[Feature Request] Support for open/neutral data formats for engine agnostic reads #12948

Bukhtawar · 2024-03-27T18:20:44Z

Is your feature request related to a problem? Please describe

While writing data in Lucene format enables faster queries, it also limits queries to use a compatible Lucene query engine. As data grows over time the need to keep engine compatible with the older data format imposes another constraint, preventing users to choose between getting benefits from newer versions vs keeping older format data readable.
Then in order to upgrade the engine, the data indexed in older formats need to be re-indexed, which requires data to be read from the source field with a compatible Lucene engine before individual documents can be re-indexed into a target version.

Describe the solution you'd like

The source field stores the raw doc as a spl field, however this field can only be read by a compatible Lucene version. It be good if we could store this field in open/neutral format. This would enable users to

Use a query engine of their choice to query original data, even if the Lucene data formats changed
Be able to re-index seamlessly without having to get locked in by the source data format. For instance check the complexity involved

There could be caveats though with the query performance where actual doc needs to be returned, based on the data format, which needs to be evaluated further

Related component

Storage

Describe alternatives you've considered

No response

Additional context

No response

The text was updated successfully, but these errors were encountered:

backslasht · 2024-03-28T03:08:32Z

@Bukhtawar - Thanks for the proposal. Format could mean two things here, i) format of the data represented as part of the document, ii) format of the data in rest (compressed and stored). Currently index codec defines both, are you suggesting to change both or just the first one?

Bukhtawar · 2024-03-28T08:39:54Z

Thanks @backslasht here I intend to keep the data stored at rest in a format that makes it easier for diverse query engines to be plugged in and helps data break free from the Lucene version compatibility constraints as much as possible.

Looping @reta @andrross @msfroh @tharejas @sachinpkale @gbbafna for thoughts

sachinpkale · 2024-03-28T10:09:25Z

Nice proposal!

I am trying to understand scope of this feature request with following questions:

For my understanding, is the source field part of Lucene segment today? if yes, even if we change its type from special field to a neutral type, say JSON, we still need Lucene to read the field first, right? Or are we proposing to store the source independent of segments?

Use a query engine of their choice to query original data, even if the Lucene data formats changed

Does querying original data from another query engine bypass OpenSearch or this also means OpenSearch support pluggable query engines?
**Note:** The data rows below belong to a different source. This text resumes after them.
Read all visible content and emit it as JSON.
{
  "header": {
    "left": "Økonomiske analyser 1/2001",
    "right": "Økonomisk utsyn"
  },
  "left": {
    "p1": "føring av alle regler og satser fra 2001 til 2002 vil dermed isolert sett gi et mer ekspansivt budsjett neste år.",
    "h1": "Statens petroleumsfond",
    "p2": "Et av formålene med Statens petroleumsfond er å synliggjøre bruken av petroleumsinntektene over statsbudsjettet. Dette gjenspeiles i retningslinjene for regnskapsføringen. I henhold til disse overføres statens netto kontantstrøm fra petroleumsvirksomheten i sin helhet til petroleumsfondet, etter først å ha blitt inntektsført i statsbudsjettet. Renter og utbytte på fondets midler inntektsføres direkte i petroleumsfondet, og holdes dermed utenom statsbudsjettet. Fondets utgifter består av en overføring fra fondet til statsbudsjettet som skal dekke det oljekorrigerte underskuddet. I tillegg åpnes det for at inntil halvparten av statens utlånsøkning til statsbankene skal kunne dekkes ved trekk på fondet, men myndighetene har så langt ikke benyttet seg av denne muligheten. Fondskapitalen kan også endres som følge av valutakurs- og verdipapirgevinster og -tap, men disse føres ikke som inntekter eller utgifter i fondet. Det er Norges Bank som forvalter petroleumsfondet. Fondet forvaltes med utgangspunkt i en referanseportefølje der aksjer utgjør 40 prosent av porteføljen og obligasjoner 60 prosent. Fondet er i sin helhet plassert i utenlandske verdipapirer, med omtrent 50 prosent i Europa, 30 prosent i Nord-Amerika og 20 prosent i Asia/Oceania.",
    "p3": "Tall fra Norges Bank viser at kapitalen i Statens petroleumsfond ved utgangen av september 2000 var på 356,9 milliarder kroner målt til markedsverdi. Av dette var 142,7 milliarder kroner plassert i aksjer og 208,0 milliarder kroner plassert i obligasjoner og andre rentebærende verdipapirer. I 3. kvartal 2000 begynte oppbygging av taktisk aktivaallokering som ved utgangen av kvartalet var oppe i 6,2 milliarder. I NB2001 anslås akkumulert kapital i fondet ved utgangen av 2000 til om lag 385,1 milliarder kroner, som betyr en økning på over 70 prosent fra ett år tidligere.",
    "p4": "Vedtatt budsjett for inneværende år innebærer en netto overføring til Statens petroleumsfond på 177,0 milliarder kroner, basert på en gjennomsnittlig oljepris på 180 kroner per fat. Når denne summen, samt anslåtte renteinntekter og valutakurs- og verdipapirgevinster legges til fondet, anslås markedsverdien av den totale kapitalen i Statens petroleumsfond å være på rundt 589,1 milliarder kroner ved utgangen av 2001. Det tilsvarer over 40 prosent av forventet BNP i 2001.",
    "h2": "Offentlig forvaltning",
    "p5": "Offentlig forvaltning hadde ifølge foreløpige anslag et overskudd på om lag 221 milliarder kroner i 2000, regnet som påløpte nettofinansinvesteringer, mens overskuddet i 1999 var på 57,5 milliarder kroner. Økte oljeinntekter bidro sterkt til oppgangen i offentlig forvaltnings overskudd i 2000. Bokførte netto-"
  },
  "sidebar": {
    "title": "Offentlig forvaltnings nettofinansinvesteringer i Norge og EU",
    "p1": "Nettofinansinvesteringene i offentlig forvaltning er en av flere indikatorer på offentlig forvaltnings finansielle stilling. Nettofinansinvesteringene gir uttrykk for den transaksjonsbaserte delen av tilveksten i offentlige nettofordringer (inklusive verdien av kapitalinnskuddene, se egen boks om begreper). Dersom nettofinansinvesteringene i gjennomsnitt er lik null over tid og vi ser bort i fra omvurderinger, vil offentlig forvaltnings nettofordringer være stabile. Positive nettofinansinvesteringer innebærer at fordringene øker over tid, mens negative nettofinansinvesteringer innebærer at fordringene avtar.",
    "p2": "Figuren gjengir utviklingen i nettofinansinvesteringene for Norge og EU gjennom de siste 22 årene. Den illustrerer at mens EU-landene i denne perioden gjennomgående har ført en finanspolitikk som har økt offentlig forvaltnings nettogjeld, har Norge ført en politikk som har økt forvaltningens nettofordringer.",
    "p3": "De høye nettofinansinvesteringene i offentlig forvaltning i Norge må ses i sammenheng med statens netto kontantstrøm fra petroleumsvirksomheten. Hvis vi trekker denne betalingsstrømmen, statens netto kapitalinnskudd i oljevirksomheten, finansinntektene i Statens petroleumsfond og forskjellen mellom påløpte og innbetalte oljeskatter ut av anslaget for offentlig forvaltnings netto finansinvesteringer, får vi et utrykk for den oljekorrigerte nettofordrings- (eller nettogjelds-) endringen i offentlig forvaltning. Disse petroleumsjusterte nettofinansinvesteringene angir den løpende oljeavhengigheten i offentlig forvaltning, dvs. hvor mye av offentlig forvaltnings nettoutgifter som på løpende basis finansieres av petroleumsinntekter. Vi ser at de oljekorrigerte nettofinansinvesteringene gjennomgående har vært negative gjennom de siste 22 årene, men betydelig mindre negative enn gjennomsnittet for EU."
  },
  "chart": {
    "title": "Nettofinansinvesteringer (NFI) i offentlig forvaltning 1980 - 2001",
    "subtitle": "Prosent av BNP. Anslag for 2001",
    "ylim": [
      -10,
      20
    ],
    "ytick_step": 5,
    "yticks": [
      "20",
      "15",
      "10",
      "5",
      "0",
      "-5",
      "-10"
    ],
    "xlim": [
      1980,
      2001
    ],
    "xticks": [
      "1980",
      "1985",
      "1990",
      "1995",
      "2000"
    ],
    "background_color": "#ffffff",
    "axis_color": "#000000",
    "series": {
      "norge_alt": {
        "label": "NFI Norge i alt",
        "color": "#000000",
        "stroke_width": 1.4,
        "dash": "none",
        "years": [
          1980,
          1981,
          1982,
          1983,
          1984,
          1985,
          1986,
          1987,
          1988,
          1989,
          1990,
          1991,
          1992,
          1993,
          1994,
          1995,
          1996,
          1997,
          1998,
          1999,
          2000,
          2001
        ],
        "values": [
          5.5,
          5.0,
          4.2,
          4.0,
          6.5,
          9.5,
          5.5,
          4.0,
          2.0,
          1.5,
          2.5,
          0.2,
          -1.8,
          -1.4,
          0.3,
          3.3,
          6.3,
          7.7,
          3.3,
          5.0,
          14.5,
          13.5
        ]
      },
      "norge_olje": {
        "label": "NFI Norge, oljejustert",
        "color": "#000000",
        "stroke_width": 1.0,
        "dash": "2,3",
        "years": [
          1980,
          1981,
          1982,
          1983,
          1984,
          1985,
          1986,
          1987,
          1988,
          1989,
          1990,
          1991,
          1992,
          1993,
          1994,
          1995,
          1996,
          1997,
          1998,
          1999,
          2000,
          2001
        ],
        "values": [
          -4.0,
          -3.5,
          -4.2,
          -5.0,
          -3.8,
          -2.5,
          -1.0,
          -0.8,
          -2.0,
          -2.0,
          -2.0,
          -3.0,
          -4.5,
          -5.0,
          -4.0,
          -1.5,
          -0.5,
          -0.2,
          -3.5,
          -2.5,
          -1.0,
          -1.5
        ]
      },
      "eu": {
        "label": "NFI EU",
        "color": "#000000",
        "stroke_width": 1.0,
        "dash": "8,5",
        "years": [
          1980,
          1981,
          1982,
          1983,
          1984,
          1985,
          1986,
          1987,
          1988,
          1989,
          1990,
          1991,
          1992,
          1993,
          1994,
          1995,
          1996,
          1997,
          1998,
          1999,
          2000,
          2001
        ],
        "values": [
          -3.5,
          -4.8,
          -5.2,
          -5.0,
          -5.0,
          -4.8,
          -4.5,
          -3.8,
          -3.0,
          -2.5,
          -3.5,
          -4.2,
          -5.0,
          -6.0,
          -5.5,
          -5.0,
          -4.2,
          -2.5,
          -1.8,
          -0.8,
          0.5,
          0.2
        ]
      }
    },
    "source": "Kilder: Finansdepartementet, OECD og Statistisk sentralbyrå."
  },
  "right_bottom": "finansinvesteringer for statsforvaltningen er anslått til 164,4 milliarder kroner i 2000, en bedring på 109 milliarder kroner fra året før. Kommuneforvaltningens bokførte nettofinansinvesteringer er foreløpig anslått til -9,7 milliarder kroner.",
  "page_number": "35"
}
reta · 2024-03-28T13:36:41Z

As far as I remember, the source field could be disabled (and often is), so it looks to me the proposal is more about having a side store for raw data that is being ingested into the index?

gbbafna · 2024-03-28T13:38:03Z

+1 . I like the overall idea of decoupling the source from the engine. Couple of questions/thoughts

Would that mean storing the open data format always as opposed to making it optional : The reason I am asking is if we are able to reindex without source itself somehow theoretically, that could make it a cheaper alternate.
Do we need to explore multiple/pluggable Lucene engines to get around this problem of incomptability ?

andrross · 2024-03-28T16:17:36Z

it looks to me the proposal is more about having a side store for raw data that is being ingested into the index?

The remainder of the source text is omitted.